Первый раз прочитал Григорьев на этом худощавом и до синевы выбритом лице что-то новое, чему еще не нашел определенного названия, но походило это новое на что-то злое и себялюбивое.
Пуговицы на белом кителе лейтенанта блестели. Форма на нем сидела безукоризненно. Видно было, что лейтенант следил за внешним видом.
— А как же быть с парнем? Ведь он за тысячи километров приехал! Вы об этом подумали?
Такого вопроса лейтенант ожидал заранее и поэтому уже приготовил ответ, избавлявший его от упрека в бездушии по отношению к попавшему в беду Северцеву.
— Звонил в университет, ответили, что без подлинника аттестата разговора о приеме быть не может.
Вспомнив слова полковника Колунова, сказанные месяц назад, почти в подобном случае, когда майор настаивал помочь потерпевшему устроиться на работу, Гусеницин с нажимом добавил:
— И потом, товарищ, майор, я думаю, что вопросы трудоустройства и устройства на учебу не входят в наши хвункции.
— Да, вы правы, не входят, — ответил майор, барабаня пальцами по столу.
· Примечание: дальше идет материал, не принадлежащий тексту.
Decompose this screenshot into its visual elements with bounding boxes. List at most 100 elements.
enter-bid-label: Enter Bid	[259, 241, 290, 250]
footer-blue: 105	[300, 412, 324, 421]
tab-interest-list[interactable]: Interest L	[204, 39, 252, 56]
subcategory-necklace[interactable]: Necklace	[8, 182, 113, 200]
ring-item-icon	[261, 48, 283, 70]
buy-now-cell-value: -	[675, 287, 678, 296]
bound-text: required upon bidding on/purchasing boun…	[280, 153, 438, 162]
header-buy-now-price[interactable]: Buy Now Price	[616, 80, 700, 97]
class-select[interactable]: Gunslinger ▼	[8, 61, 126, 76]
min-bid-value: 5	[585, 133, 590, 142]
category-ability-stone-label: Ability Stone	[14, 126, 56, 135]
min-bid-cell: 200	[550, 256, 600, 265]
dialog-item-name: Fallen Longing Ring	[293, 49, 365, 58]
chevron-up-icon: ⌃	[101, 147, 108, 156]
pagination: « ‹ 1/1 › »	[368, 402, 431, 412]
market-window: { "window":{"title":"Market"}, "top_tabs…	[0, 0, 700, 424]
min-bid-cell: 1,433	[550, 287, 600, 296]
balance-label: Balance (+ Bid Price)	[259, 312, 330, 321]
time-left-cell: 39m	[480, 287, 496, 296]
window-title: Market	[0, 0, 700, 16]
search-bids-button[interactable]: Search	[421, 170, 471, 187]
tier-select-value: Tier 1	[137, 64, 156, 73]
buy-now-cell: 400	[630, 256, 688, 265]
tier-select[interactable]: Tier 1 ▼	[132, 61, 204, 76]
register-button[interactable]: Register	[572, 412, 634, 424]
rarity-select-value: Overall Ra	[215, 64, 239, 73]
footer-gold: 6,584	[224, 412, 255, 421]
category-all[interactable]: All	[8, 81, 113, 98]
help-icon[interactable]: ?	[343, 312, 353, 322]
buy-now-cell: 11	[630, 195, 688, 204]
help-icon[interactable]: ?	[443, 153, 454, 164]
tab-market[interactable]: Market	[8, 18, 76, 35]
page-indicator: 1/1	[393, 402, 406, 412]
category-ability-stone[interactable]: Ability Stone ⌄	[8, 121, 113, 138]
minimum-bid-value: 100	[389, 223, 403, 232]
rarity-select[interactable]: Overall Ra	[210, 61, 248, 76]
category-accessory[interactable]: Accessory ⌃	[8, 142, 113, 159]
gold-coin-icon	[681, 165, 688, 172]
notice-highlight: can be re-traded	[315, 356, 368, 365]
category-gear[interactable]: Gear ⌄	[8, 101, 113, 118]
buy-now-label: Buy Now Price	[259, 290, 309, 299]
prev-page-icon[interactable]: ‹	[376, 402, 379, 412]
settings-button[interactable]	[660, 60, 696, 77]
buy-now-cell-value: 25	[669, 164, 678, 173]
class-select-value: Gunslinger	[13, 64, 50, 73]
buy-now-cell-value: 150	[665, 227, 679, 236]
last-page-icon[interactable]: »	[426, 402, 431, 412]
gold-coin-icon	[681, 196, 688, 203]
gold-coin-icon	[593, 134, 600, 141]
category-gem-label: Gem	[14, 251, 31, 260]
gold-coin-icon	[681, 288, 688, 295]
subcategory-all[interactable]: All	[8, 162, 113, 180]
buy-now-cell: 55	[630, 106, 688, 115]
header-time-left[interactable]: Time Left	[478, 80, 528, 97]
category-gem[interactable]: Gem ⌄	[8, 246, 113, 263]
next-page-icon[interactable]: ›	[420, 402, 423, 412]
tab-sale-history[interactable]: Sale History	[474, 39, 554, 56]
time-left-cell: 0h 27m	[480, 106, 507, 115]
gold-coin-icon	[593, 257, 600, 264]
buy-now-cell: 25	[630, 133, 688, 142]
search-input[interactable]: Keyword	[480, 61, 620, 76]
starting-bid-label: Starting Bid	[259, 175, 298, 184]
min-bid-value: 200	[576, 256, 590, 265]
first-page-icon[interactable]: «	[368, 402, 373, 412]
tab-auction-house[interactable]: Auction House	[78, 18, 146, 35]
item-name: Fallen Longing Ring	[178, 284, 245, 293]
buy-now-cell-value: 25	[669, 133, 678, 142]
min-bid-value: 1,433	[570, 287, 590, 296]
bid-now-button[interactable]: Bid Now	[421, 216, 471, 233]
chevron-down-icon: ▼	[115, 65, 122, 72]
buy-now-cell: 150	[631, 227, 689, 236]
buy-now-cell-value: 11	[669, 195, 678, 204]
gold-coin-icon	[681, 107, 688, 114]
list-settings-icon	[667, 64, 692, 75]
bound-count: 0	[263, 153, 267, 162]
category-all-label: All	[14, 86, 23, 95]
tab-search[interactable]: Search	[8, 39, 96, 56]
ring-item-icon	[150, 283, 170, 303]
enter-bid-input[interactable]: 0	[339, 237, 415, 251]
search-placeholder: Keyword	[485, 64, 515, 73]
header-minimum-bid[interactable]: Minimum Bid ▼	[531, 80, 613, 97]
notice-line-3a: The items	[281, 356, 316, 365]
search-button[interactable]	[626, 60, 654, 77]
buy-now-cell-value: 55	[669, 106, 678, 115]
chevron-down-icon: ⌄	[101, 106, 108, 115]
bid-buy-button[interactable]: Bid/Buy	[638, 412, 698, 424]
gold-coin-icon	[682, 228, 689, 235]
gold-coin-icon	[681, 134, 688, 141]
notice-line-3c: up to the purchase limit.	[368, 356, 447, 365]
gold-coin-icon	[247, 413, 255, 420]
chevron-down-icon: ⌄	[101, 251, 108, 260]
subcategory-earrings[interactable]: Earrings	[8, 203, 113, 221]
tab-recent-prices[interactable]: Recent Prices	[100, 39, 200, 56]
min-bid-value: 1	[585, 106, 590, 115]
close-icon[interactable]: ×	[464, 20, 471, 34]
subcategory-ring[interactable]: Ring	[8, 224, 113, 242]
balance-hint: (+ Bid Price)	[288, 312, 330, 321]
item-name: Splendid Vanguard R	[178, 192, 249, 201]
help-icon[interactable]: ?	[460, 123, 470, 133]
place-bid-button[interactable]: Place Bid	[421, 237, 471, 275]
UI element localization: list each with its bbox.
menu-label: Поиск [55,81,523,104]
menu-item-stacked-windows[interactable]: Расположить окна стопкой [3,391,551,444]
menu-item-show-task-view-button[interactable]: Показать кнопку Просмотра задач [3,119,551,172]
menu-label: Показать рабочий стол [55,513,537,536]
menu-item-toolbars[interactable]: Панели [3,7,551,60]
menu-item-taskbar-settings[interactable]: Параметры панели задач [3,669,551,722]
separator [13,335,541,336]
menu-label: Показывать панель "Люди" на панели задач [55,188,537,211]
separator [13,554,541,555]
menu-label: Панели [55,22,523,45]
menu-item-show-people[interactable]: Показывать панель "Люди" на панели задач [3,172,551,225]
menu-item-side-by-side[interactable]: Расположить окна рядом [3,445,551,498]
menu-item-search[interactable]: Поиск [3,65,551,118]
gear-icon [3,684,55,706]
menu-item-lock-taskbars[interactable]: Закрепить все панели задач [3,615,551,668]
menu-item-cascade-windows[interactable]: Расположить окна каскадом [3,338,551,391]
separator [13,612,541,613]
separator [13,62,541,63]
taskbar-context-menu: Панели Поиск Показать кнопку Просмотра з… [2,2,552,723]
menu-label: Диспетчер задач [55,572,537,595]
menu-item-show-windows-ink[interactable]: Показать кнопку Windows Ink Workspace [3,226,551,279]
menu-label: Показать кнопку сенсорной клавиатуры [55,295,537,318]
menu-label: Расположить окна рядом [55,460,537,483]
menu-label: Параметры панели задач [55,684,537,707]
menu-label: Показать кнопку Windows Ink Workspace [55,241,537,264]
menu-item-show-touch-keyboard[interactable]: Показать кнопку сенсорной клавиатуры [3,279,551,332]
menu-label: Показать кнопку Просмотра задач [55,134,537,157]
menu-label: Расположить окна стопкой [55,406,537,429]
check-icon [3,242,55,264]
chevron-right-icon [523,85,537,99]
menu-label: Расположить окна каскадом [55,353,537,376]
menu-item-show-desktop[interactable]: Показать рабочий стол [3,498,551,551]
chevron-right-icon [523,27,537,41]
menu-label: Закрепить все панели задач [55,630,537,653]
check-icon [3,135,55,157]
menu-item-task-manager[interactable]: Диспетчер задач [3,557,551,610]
Прищурившись, он рассеянно смотрел куда-то вдаль, через стены. Ему вспомнился случай из гражданской войны. Тогда он был еще мальчишкой и прислуживал при полевом госпитале — на побегушках. С тех пор прошло более тридцати лет, но случай этот память хранила вплоть до мелочей.
Начальник госпиталя не принял раненого красноармейца, который почти приполз с передовой. Не принял только потому, что он из другого полка. Выхоленный и румяный, начальник протер стекла золотого пенсне и сочувственно сказал, что в его функции не входит обслуживание раненых из других подразделений. Значения слова «функция» Григорьев тогда не понимал, но запомнил его. А через десять минут после того, как начальник отказался принять раненого красноармейца, эта весть обошла весь полевой госпиталь, который размещался в трех комнатах бежавшего от войны аптекаря. За начальником госпиталя раненые послали его, Григорьева. Не успел начальник сделать и двух шагов от дверей, как с угловой койки в него полетел костыль. Его пустил безногий пулеметчик. За костылем полетела грубая солдатская ругань. Как ошпаренный выскочил начальник из палаты и кинулся в приемный покой, где, уткнувшись носом в колени, в углу на грязном полу сидел раненый. Под ним натекла лужа крови. Начальник был готов изменить свое решение, но оказалось уже поздно: боец умер.